Koptekst overslaan
 

De modus wijzigen door op een functietoets te drukken

U kunt tussen modi schakelen door op de functietoetsen bovenaan het scherm te drukken.

Afbeelding van het wijzigen van modi

  1. Functietoetsen

U kunt de functietoetsen gebruiken wanneer [Functietoets] in Schermeigenschappen is ingeschakeld. Zie Het apparaat aansluiten/Systeeminstellingen.

U kunt aan de functietoetsen veelgebruikte functies toewijzen door de volgende procedure te volgen:

1Druk op [Home] (Schermafbeelding bedieningspaneel) onderaan in het midden van het scherm.

2Veeg het scherm naar links en druk vervolgens op het pictogram [Gebruikerstools] (Schermafbeelding bedieningspaneel).

3Druk op [Schermeigenschappen].

4Druk op [Apparaatinstellingen van scherm].

5Druk op [Functietoets-instellingen].

6Vink het selectievakje [Functietoets] aan.

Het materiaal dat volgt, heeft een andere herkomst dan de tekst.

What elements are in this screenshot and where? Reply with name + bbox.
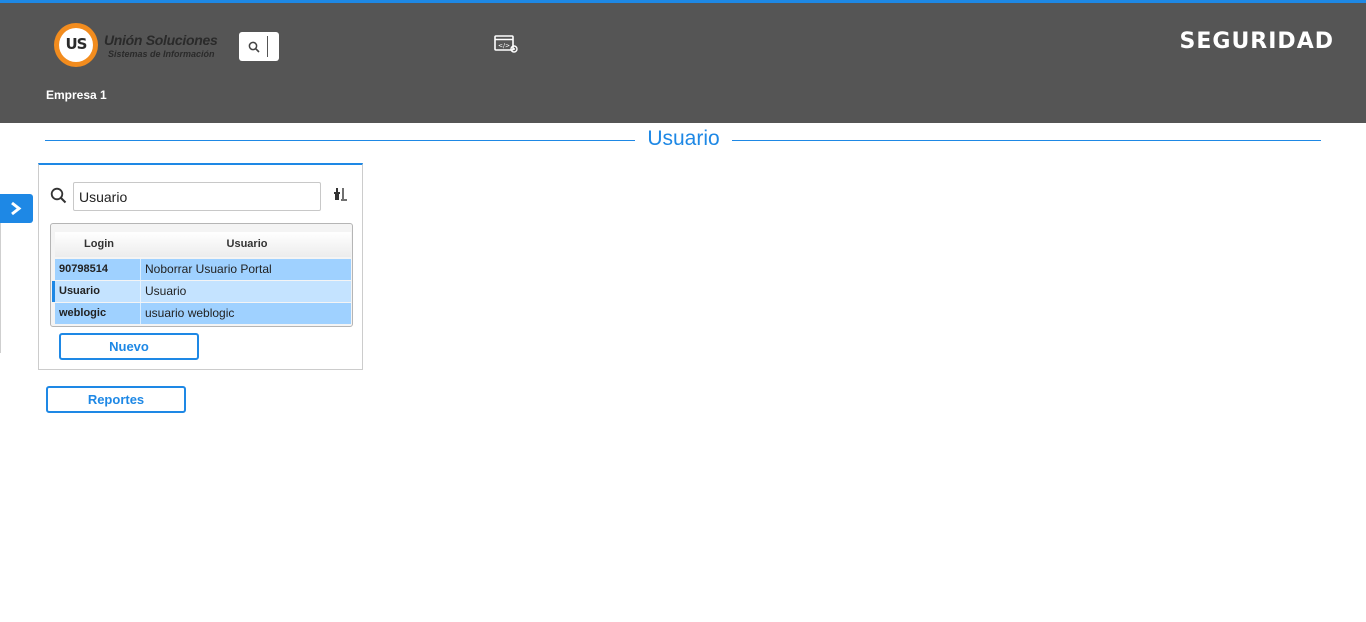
chevron-right-icon [11, 201, 22, 216]
cell-login: Usuario [55, 281, 141, 302]
search-icon [50, 187, 67, 204]
company-name: Empresa 1 [46, 88, 107, 102]
table-row[interactable]: weblogic usuario weblogic [55, 303, 351, 324]
column-header-login[interactable]: Login [55, 232, 143, 257]
title-divider-left [45, 140, 635, 141]
module-brand: SEGURIDAD [1179, 29, 1334, 54]
user-search-input[interactable] [73, 182, 321, 211]
logo-subtitle: Sistemas de Información [108, 49, 215, 59]
reports-button[interactable]: Reportes [46, 386, 186, 413]
cell-usuario: usuario weblogic [145, 306, 235, 320]
text-caret [267, 36, 268, 57]
clear-filter-icon[interactable] [332, 186, 348, 202]
svg-text:</>: </> [498, 43, 510, 50]
title-divider-right [732, 140, 1321, 141]
cell-usuario: Noborrar Usuario Portal [145, 262, 272, 276]
cell-login: weblogic [55, 303, 141, 324]
user-search-panel: Login Usuario 90798514 Noborrar Usuario … [38, 163, 363, 370]
sidebar-edge [0, 223, 1, 353]
new-user-button[interactable]: Nuevo [59, 333, 199, 360]
logo-badge: US [54, 23, 98, 67]
app-header: US Unión Soluciones Sistemas de Informac… [0, 3, 1366, 123]
search-icon [248, 41, 260, 53]
page-title: Usuario [647, 127, 720, 150]
logo-mark: US [65, 35, 88, 53]
cell-usuario: Usuario [145, 284, 187, 298]
header-search-button[interactable] [239, 32, 279, 61]
cell-login: 90798514 [55, 259, 141, 280]
users-table: Login Usuario 90798514 Noborrar Usuario … [50, 223, 353, 327]
table-header: Login Usuario [55, 232, 351, 257]
code-settings-icon[interactable]: </> [494, 34, 520, 56]
column-header-usuario[interactable]: Usuario [143, 232, 351, 257]
logo-title: Unión Soluciones [104, 32, 218, 48]
sidebar-toggle-button[interactable] [0, 194, 33, 223]
table-row[interactable]: 90798514 Noborrar Usuario Portal [55, 259, 351, 280]
table-row-selected[interactable]: Usuario Usuario [52, 281, 351, 302]
company-logo[interactable]: US Unión Soluciones Sistemas de Informac… [54, 23, 224, 69]
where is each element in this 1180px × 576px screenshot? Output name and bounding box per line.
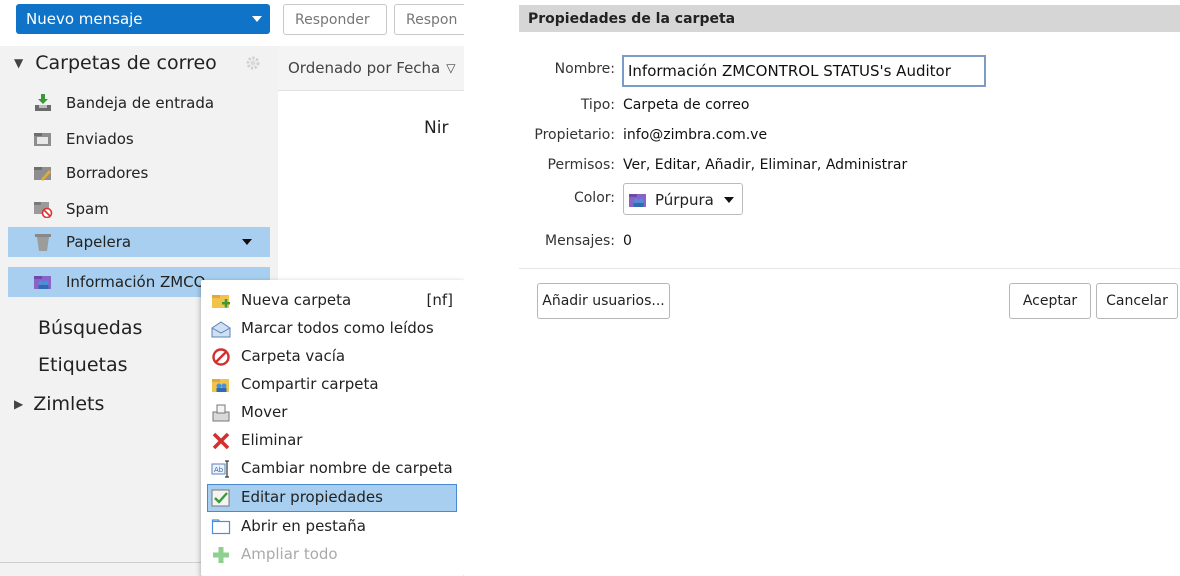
- owner-value: info@zimbra.com.ve: [623, 127, 768, 143]
- permissions-value: Ver, Editar, Añadir, Eliminar, Administr…: [623, 157, 908, 173]
- menu-label: Eliminar: [241, 431, 303, 449]
- trash-icon: [35, 234, 51, 251]
- mail-folders-header[interactable]: ▼ Carpetas de correo: [14, 52, 217, 74]
- sidebar-item-inbox[interactable]: Bandeja de entrada: [8, 88, 270, 118]
- messages-label: Mensajes:: [545, 233, 615, 249]
- no-entry-icon: [212, 348, 230, 366]
- menu-label: Abrir en pestaña: [241, 517, 366, 535]
- menu-label: Compartir carpeta: [241, 375, 379, 393]
- permissions-label: Permisos:: [547, 157, 615, 173]
- new-folder-icon: [212, 295, 230, 308]
- ok-button[interactable]: Aceptar: [1009, 283, 1091, 319]
- shared-folder-icon: [34, 276, 51, 289]
- menu-label: Marcar todos como leídos: [241, 319, 434, 337]
- folder-label: Borradores: [66, 164, 149, 182]
- menu-item-new-folder[interactable]: Nueva carpeta [nf]: [207, 287, 457, 315]
- shortcut-label: [nf]: [426, 291, 454, 309]
- menu-label: Cambiar nombre de carpeta: [241, 459, 453, 477]
- menu-item-move[interactable]: Mover: [207, 399, 457, 427]
- folder-outline-icon: [211, 519, 231, 535]
- folder-label: Spam: [66, 200, 109, 218]
- inbox-icon: [35, 94, 51, 111]
- sidebar-item-sent[interactable]: Enviados: [8, 124, 270, 154]
- menu-item-delete[interactable]: Eliminar: [207, 427, 457, 455]
- menu-item-edit-properties[interactable]: Editar propiedades: [207, 484, 457, 512]
- menu-item-rename-folder[interactable]: Ab Cambiar nombre de carpeta: [207, 455, 457, 483]
- drafts-icon: [34, 167, 51, 181]
- menu-item-expand-all[interactable]: Ampliar todo: [207, 541, 457, 569]
- sidebar-item-trash[interactable]: Papelera: [8, 227, 270, 257]
- sidebar-item-zimlets[interactable]: ▶ Zimlets: [14, 393, 104, 415]
- menu-item-empty-folder[interactable]: Carpeta vacía: [207, 343, 457, 371]
- gear-icon[interactable]: [245, 55, 261, 71]
- chevron-down-icon[interactable]: [252, 16, 262, 22]
- mail-folders-label: Carpetas de correo: [35, 52, 217, 74]
- sidebar-item-drafts[interactable]: Borradores: [8, 158, 270, 188]
- add-users-button[interactable]: Añadir usuarios...: [537, 283, 670, 319]
- color-select[interactable]: Púrpura: [623, 183, 743, 215]
- folder-label: Papelera: [66, 233, 132, 251]
- menu-label: Mover: [241, 403, 288, 421]
- name-label: Nombre:: [554, 61, 615, 77]
- messages-value: 0: [623, 233, 632, 249]
- type-value: Carpeta de correo: [623, 97, 750, 113]
- expand-arrow-icon[interactable]: ▶: [14, 397, 23, 411]
- shared-folder-icon: [629, 194, 646, 207]
- owner-label: Propietario:: [534, 127, 615, 143]
- new-message-button[interactable]: Nuevo mensaje: [16, 4, 270, 34]
- menu-label: Ampliar todo: [241, 545, 338, 563]
- folder-label: Bandeja de entrada: [66, 94, 215, 112]
- folder-context-menu: Nueva carpeta [nf] Marcar todos como leí…: [201, 280, 464, 576]
- empty-list-message: Nir: [424, 118, 449, 138]
- dialog-divider: [519, 268, 1180, 269]
- move-icon: [212, 404, 230, 422]
- type-label: Tipo:: [580, 97, 615, 113]
- menu-label: Carpeta vacía: [241, 347, 346, 365]
- sort-label: Ordenado por Fecha: [288, 59, 441, 77]
- dialog-title: Propiedades de la carpeta: [519, 5, 1180, 32]
- folder-label: Información ZMCO: [66, 273, 206, 291]
- sort-arrow-icon[interactable]: ▽: [446, 61, 455, 75]
- reply-all-button[interactable]: Respon: [394, 4, 464, 35]
- folder-name-input[interactable]: [622, 55, 986, 87]
- cancel-button[interactable]: Cancelar: [1096, 283, 1178, 319]
- zimlets-label: Zimlets: [33, 393, 105, 415]
- sort-header[interactable]: Ordenado por Fecha ▽: [278, 46, 464, 91]
- sidebar-item-spam[interactable]: Spam: [8, 194, 270, 224]
- reply-button[interactable]: Responder: [283, 4, 387, 35]
- chevron-down-icon[interactable]: [242, 239, 252, 245]
- menu-item-mark-all-read[interactable]: Marcar todos como leídos: [207, 315, 457, 343]
- plus-icon: [213, 547, 229, 563]
- sent-icon: [34, 133, 51, 146]
- svg-text:Ab: Ab: [214, 466, 224, 474]
- expand-arrow-icon[interactable]: ▼: [14, 56, 23, 70]
- sidebar-item-tags[interactable]: Etiquetas: [38, 354, 128, 376]
- rename-icon: Ab: [211, 460, 229, 478]
- new-message-label: Nuevo mensaje: [26, 10, 143, 28]
- menu-label: Nueva carpeta: [241, 291, 352, 309]
- delete-x-icon: [212, 432, 230, 450]
- menu-item-open-in-tab[interactable]: Abrir en pestaña: [207, 513, 457, 541]
- folder-label: Enviados: [66, 130, 134, 148]
- mail-app-pane: Nuevo mensaje Responder Respon ▼ Carpeta…: [0, 0, 464, 576]
- share-folder-icon: [212, 379, 229, 392]
- menu-item-share-folder[interactable]: Compartir carpeta: [207, 371, 457, 399]
- color-value: Púrpura: [655, 191, 714, 209]
- spam-icon: [34, 202, 53, 218]
- envelope-read-icon: [211, 321, 231, 338]
- sidebar-item-searches[interactable]: Búsquedas: [38, 317, 142, 339]
- color-label: Color:: [573, 190, 615, 206]
- menu-label: Editar propiedades: [241, 488, 383, 506]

7Selecteer [Functietoets 1], [Functietoets 2] of [Functietoets 3] waaraan u een functie wilt toewijzen.

8Druk op [Toegewezen functie].

9Selecteer in de lijst een functie die u wilt toewijzen.

10Druk op [Weergavenaam].

11Voer de functienaam in die op de toets moet verschijnen.

12Druk op [OK].

13Druk op [Home] (Schermafbeelding bedieningspaneel) onderaan in het midden van het scherm.

De functietoets wordt bovenaan het scherm weergegeven.